Em 2015, haverá um dispositivo móvel (celular, tablet, netbook) por pessoa no mundo, prevê o Visual Networking Index, estudo da Cisco sobre a expansão da tecnologia móvel.

Entre os números do estudo, algumas informações interessantes:

1) Em 2010, 3 milhões de tablets conectaram-se a “redes de dados móveis”.
2) Em média, um tablet movimenta cinco vezes (405 MB/mês) mais dados que um smartphone (79MB/mês).
3) Atualmente, o crescimento mobile se concentra no Oriente Médio, América Latina e África.
4) Em alguns países, a população possui rede de celular, mas não de eletricidade.

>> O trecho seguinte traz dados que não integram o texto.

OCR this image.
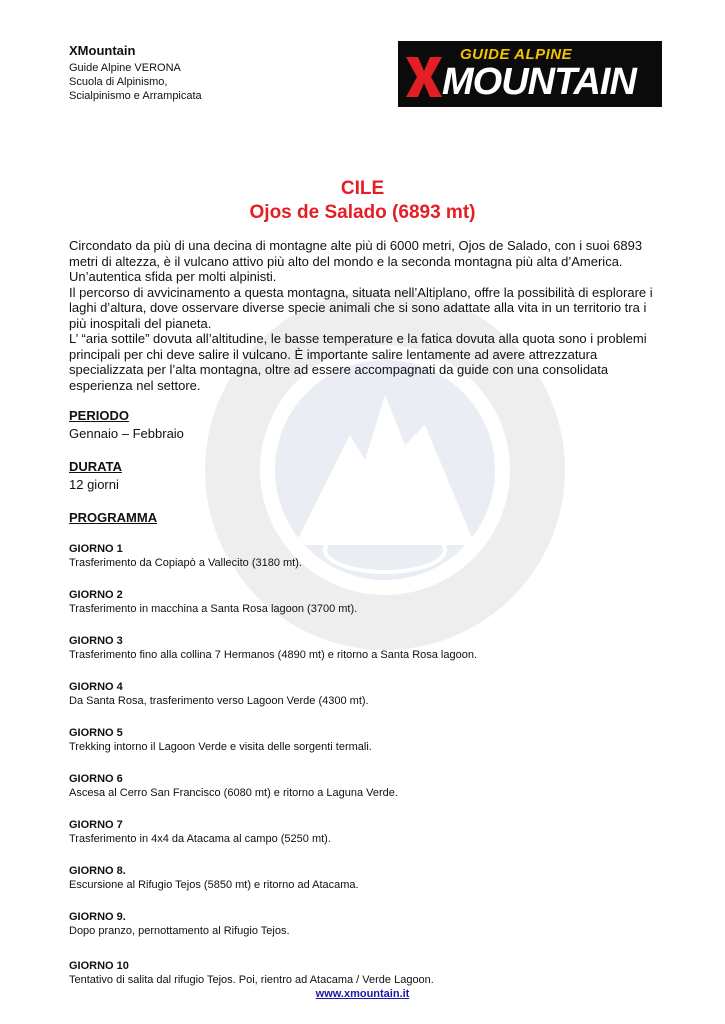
XMountain
Guide Alpine VERONA
Scuola di Alpinismo,
Scialpinismo e Arrampicata
GUIDE ALPINE
MOUNTAIN
CILE
Ojos de Salado (6893 mt)

Circondato da più di una decina di montagne alte più di 6000 metri, Ojos de Salado, con i suoi 6893 metri di altezza, è il vulcano attivo più alto del mondo e la seconda montagna più alta d’America. Un’autentica sfida per molti alpinisti.

Il percorso di avvicinamento a questa montagna, situata nell’Altiplano, offre la possibilità di esplorare i laghi d’altura, dove osservare diverse specie animali che si sono adattate alla vita in un territorio tra i più inospitali del pianeta.

L’ “aria sottile” dovuta all’altitudine, le basse temperature e la fatica dovuta alla quota sono i problemi principali per chi deve salire il vulcano. È importante salire lentamente ad avere attrezzatura specializzata per l’alta montagna, oltre ad essere accompagnati da guide con una consolidata esperienza nel settore.

PERIODO
Gennaio – Febbraio
DURATA
12 giorni
PROGRAMMA
GIORNO 1
Trasferimento da Copiapò a Vallecito (3180 mt).
GIORNO 2
Trasferimento in macchina a Santa Rosa lagoon (3700 mt).
GIORNO 3
Trasferimento fino alla collina 7 Hermanos (4890 mt) e ritorno a Santa Rosa lagoon.
GIORNO 4
Da Santa Rosa, trasferimento verso Lagoon Verde (4300 mt).
GIORNO 5
Trekking intorno il Lagoon Verde e visita delle sorgenti termali.
GIORNO 6
Ascesa al Cerro San Francisco (6080 mt) e ritorno a Laguna Verde.
GIORNO 7
Trasferimento in 4x4 da Atacama al campo (5250 mt).
GIORNO 8.
Escursione al Rifugio Tejos (5850 mt) e ritorno ad Atacama.
GIORNO 9.
Dopo pranzo, pernottamento al Rifugio Tejos.
GIORNO 10
Tentativo di salita dal rifugio Tejos. Poi, rientro ad Atacama / Verde Lagoon.
www.xmountain.it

Em 2010, o “tráfego de dados móveis” aumentou 159% em relação a 2009. Entres os motivos para o crescimento – quantidade maior de vídeos compartilhados via celular e aumento do tempo de duração das baterias dos dispositivos (às vezes passa despercebido, mas a qualidade e o tempo da bateria interferem bastante em como você usa um dispositivo).

Veja também: Celular é uma tecnologia dos países em desenvolvimento

Crédito da foto: Ian Sanderson

Publicado por Tiago Dória, em 1 de fevereiro de 2011 (Terça-feira).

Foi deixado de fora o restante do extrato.